Exploring Map Data Serialization Techniques at Gaode

Gaode’s platform consists of an upper layer (navigation, traffic, walking, rendering, offline packages, etc.) that provides basic map display, search, navigation, and traffic services to hundreds of millions of users, and a lower layer (data collection and production) that continuously gathers the latest geographic data.

The data collected by the lower layer must be processed and serialized into binary form before being delivered to the upper‑layer services. Likewise, the upper‑layer services exchange data among themselves, which also requires binary serialization.

Map data includes roads, POIs, water bodies, green spaces, buildings, etc., and can be abstracted into three geometric types: points, lines, and polygons. Further abstraction yields two categories: geometric data and attribute data.

This article shares the Gaode technical team’s exploration and practice in the field of map data serialization.

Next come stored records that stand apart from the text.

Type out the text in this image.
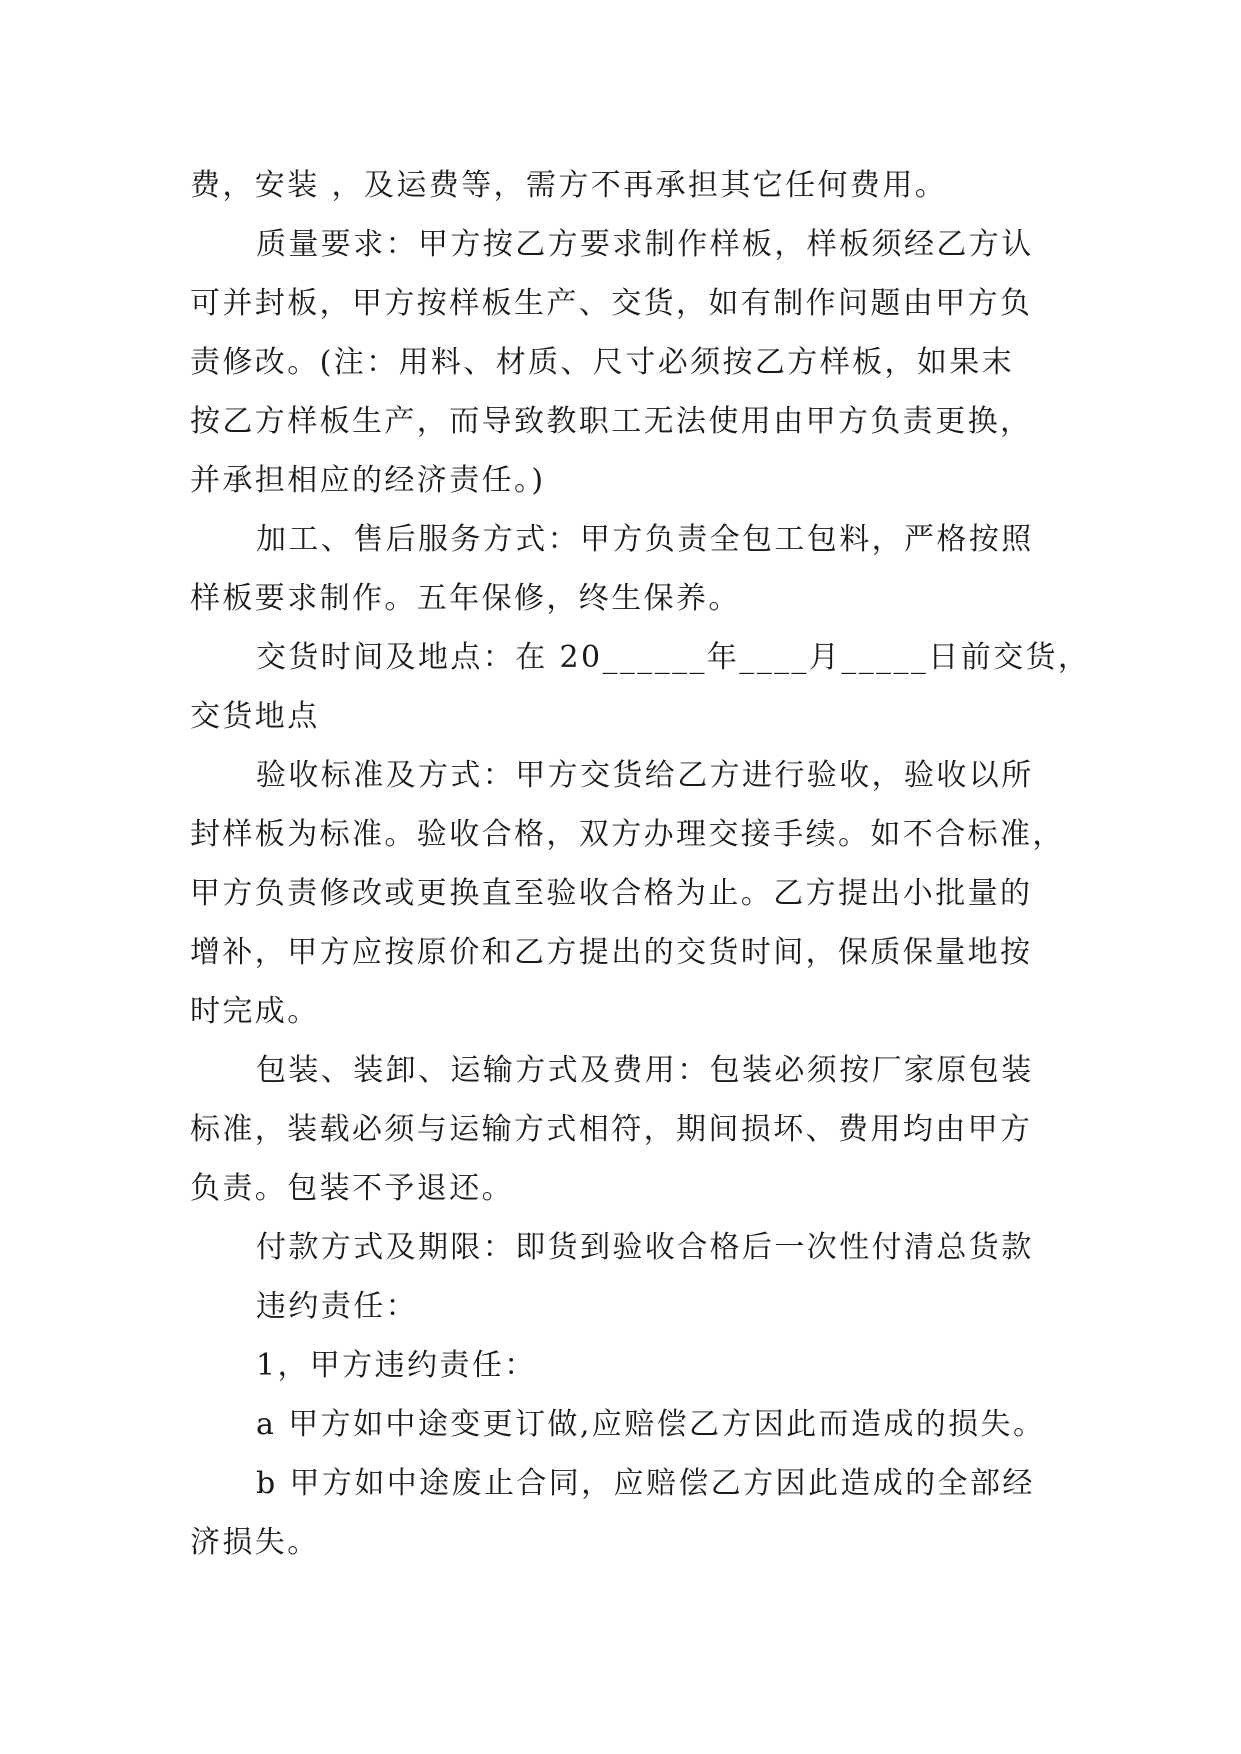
费，安装 ，及运费等，需方不再承担其它任何费用。
质量要求：甲方按乙方要求制作样板，样板须经乙方认
可并封板，甲方按样板生产、交货，如有制作问题由甲方负
责修改。(注：用料、材质、尺寸必须按乙方样板，如果末
按乙方样板生产，而导致教职工无法使用由甲方负责更换，
并承担相应的经济责任。)
加工、售后服务方式：甲方负责全包工包料，严格按照
样板要求制作。五年保修，终生保养。
交货时间及地点：在 20______年____月_____日前交货，
交货地点
验收标准及方式：甲方交货给乙方进行验收，验收以所
封样板为标准。验收合格，双方办理交接手续。如不合标准，
甲方负责修改或更换直至验收合格为止。乙方提出小批量的
增补，甲方应按原价和乙方提出的交货时间，保质保量地按
时完成。
包装、装卸、运输方式及费用：包装必须按厂家原包装
标准，装载必须与运输方式相符，期间损坏、费用均由甲方
负责。包装不予退还。
付款方式及期限：即货到验收合格后一次性付清总货款
违约责任：
1，甲方违约责任：
a 甲方如中途变更订做,应赔偿乙方因此而造成的损失。
b 甲方如中途废止合同，应赔偿乙方因此造成的全部经
济损失。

Key Factors for Serialization

Data Volume: For client apps, traffic consumption is critical. Gaode requires fresh data (e.g., newly opened highways) to be available instantly, which forces frequent cache invalidation and real‑time server requests. Therefore, map data must be as compact as possible to reduce bandwidth and user data usage. Offline packages are also large (often gigabytes), impacting download speed and device storage.

Extensibility: Client apps cannot control user‑initiated updates yet must evolve continuously. The data format must support forward and backward compatibility. Inter‑service data exchange should also be compatible to avoid tight coupling and complex coordination.

Encoding/Decoding Efficiency: Binary decoding speed is a crucial metric for both services and clients.

Choosing a Serialization Scheme

3.1 Advantages and Drawbacks of Open‑Source Serialization Libraries

The lowest‑cost option is to adopt open‑source libraries such as Protocol Buffers (protobuf) and FlatBuffers. These libraries provide a data description language that generates encoders (to serialize in‑memory data to binary) and decoders (to reconstruct in‑memory data from binary).

Benefits: no need to design a custom schema or implement codecs; the team can focus on business logic. Drawbacks: limited ability to tailor the format to the specific characteristics of map data, which may lead to sub‑optimal data size.

Both protobuf and FlatBuffers support schema evolution and maintain forward/backward compatibility. FlatBuffers achieves this via its table structure, while protobuf uses the optional keyword.

Data volume and codec efficiency are often trade‑offs. Protobuf reduces size by using varint for integers and zig‑zag encoding for negatives. FlatBuffers prioritises decoding speed through memory‑mapping, zero‑copy, and random‑access techniques.

3.2 Custom Serialization Specification

Because generic libraries cannot meet the stringent size requirements of nationwide map data, Gaode designed a custom serialization specification that retains the advantages of open‑source solutions while further reducing data size and improving decoding speed.

The custom design introduces two extensible patterns: chapter‑based storage and variable attributes. These enable arbitrary data extensions, guarantee compatibility, and allow the decoder to skip irrelevant sections, boosting efficiency.

Compression techniques employed include:

Varint encoding for integers.

Zig‑zag encoding for signed numbers.

Storing doubles as scaled integers.

Geometric simplification at different map scales (e.g., Douglas‑Peucker, Li‑Openshaw).

Curve fitting for geometry (e.g., Bézier, CLOTHOID).

Delta encoding for sequential coordinates.

Bit‑level packing instead of byte‑aligned storage.

General‑purpose lossless compressors (dictionary‑based LZ series and statistical Huffman/arithmetic coding) are also supported selectively for attribute data, as geometry data is already heavily compressed by the custom methods.

Comparison

The following table summarizes the trade‑offs among protobuf, FlatBuffers, and the custom specification:

protobuf

flatbuffers

custom spec

Extensibility

Supported

Supported

Supported

Data Size

Medium

High

Low

Decoding Efficiency

Medium

High

Low

Random Access

Not Supported

Supported

Supported

Zero‑Copy

Not Supported

Supported

Not Supported

Conclusion

All three serialization approaches have their strengths. In terms of extensibility, they are comparable. If decoding speed is paramount, FlatBuffers excels; if minimizing data size is the priority, the custom specification is superior. The optimal choice depends on the specific business requirements.